Oscuro, lineare e con un’anima blues, “Danzig” è l’album omonimo con il quale Glenn rivendica prepotentemente il proprio diritto di vivere al di fuori del contesto punk. Prodotto da un Rick Rubin all’apice dell’apoteosi, in quel magico momento della vita in cui tutto quello che tocca si trasforma in oro, il disco entra di buon diritto nel diadema che il barbuto produttore costruisce in quegli anni: “Reign in Blood” (1986) e “South of Heaven” (1988) degli Slayer, “Raising Hell” (1986) e “Tougher Than Leather” dei Run DMC, “Blood Sugar Sex Magic” (1991) dei Red Hot Chile Peppers, “American Recordings” di Johnny Cash (1994).

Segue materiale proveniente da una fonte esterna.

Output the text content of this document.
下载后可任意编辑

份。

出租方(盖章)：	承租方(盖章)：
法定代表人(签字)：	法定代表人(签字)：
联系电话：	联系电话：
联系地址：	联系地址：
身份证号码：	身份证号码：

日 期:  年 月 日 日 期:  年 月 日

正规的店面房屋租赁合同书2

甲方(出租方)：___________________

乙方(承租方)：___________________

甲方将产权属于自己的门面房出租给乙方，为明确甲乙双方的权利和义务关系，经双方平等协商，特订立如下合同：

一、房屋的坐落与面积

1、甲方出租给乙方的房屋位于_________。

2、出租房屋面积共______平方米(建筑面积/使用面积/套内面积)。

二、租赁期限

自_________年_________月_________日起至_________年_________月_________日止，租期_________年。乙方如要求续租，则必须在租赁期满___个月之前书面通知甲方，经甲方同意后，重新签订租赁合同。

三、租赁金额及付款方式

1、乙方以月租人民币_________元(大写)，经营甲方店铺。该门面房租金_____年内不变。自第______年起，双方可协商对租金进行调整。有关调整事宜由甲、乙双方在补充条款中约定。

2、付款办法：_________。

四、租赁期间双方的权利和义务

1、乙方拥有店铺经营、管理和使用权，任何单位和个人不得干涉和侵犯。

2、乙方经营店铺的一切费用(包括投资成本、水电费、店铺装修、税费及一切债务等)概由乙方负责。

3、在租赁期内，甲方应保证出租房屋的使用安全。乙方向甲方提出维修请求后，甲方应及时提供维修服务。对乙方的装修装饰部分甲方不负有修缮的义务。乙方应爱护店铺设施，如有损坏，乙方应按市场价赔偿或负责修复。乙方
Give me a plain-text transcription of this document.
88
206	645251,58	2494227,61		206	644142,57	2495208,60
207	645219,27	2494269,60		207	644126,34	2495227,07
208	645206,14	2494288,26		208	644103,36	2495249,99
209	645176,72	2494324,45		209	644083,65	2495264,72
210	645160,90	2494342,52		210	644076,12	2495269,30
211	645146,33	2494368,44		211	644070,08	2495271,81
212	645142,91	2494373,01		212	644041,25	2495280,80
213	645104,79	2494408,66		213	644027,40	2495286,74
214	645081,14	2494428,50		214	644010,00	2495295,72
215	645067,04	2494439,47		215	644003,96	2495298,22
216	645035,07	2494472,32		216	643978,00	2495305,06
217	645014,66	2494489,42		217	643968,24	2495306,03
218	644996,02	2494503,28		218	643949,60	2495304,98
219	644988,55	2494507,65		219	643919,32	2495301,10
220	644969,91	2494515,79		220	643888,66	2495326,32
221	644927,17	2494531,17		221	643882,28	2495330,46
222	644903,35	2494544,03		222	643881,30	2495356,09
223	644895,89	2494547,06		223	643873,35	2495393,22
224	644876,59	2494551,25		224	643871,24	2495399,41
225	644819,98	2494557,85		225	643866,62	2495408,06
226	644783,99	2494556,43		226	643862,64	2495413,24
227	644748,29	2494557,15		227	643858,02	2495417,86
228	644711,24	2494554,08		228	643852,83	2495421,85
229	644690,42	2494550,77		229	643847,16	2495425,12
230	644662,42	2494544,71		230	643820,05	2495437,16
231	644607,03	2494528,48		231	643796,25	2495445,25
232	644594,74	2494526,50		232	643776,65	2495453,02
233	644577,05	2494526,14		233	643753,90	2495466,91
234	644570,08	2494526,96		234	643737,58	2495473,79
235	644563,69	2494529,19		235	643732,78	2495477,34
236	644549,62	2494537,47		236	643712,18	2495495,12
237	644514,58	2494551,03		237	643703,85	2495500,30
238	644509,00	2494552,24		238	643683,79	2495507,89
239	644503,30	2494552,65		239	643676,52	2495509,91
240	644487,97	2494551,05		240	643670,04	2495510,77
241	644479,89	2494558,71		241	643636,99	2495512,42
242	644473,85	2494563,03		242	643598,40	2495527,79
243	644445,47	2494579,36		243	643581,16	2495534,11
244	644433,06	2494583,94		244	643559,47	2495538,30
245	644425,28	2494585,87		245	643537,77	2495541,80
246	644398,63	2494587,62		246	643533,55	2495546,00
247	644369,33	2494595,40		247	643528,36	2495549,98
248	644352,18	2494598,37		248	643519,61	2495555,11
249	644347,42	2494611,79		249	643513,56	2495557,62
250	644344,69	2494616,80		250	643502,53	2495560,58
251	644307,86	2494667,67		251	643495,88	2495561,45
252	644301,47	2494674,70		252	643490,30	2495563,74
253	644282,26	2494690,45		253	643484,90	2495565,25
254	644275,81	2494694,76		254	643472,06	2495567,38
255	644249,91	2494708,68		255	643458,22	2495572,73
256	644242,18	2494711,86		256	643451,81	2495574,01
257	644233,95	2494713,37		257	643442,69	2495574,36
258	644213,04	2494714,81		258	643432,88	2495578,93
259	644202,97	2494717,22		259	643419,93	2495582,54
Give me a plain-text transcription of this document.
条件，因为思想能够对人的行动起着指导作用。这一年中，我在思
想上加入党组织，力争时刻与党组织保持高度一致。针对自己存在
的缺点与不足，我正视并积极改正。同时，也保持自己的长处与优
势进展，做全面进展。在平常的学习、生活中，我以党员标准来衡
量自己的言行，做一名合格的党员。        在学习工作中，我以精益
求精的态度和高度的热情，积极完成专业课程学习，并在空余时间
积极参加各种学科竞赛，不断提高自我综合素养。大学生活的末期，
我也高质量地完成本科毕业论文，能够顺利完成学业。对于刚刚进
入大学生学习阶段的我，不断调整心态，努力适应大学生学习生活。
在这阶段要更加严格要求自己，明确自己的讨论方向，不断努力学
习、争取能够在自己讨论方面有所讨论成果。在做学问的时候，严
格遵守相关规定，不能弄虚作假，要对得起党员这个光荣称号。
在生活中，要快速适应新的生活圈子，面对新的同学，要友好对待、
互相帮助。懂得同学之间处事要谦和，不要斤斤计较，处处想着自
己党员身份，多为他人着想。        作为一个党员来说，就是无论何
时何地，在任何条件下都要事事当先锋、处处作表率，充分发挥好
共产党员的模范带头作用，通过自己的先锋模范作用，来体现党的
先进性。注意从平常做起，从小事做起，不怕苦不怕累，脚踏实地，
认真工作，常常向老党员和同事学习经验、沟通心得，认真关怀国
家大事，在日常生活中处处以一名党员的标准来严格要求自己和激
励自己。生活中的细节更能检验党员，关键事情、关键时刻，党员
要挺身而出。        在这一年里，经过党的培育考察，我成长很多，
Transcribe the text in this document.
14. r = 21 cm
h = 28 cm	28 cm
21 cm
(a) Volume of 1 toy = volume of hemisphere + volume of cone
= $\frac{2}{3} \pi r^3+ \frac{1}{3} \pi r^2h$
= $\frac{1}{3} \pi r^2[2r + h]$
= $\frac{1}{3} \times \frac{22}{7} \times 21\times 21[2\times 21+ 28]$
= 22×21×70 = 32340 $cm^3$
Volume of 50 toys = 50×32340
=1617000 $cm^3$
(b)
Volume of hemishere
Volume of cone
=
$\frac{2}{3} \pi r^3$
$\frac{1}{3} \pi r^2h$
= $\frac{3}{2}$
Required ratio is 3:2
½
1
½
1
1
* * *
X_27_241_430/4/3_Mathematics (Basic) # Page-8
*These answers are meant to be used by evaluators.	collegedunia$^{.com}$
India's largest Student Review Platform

“Danzig” è un debutto fragoroso, che dopo la breve parentesi post Misfits con i Samhain, riporta in auge uno dei frontman più sfrontati ed energici che abbiano mai calcato i palchi della musica alternativa. I cardini sui quali il disco è ancorato sono tre: la voce di Danzig, un diabolico canto profondo e ruvido. Gli arrangiamenti essenziali, che creano pezzi chiari e immediati. La batteria secca e in primo piano che tutto scuote e illumina. Il resto lo fanno i sensuali accordi di blues, le immagini ostentatamente violente, le allusioni ironiche dei testi e l’approccio alla Bad Elvis che spaventa senza terrorizzare. Da un punto di vista musicale, la chitarra ha chiare influenze rock classiche, Black Sabbath, Led Zeppelin, AC/CD. John Christ (John Wolfgang Knoll) ha uno stile di esecuzione ruvidamente blues e un amore per niente celato per il pizzicato alla Randy Rhodes e Vivian Campbell. La batteria è pulita e distinta, secca e definitiva come i colpi di ascia di un qualunque Nicholson che bussa alla tua porta. Evidenti sono le influenze dei Black Sabbath di Tony Iommi, così come sono scontate le affinità con Elvis Presley e Jim Morrison.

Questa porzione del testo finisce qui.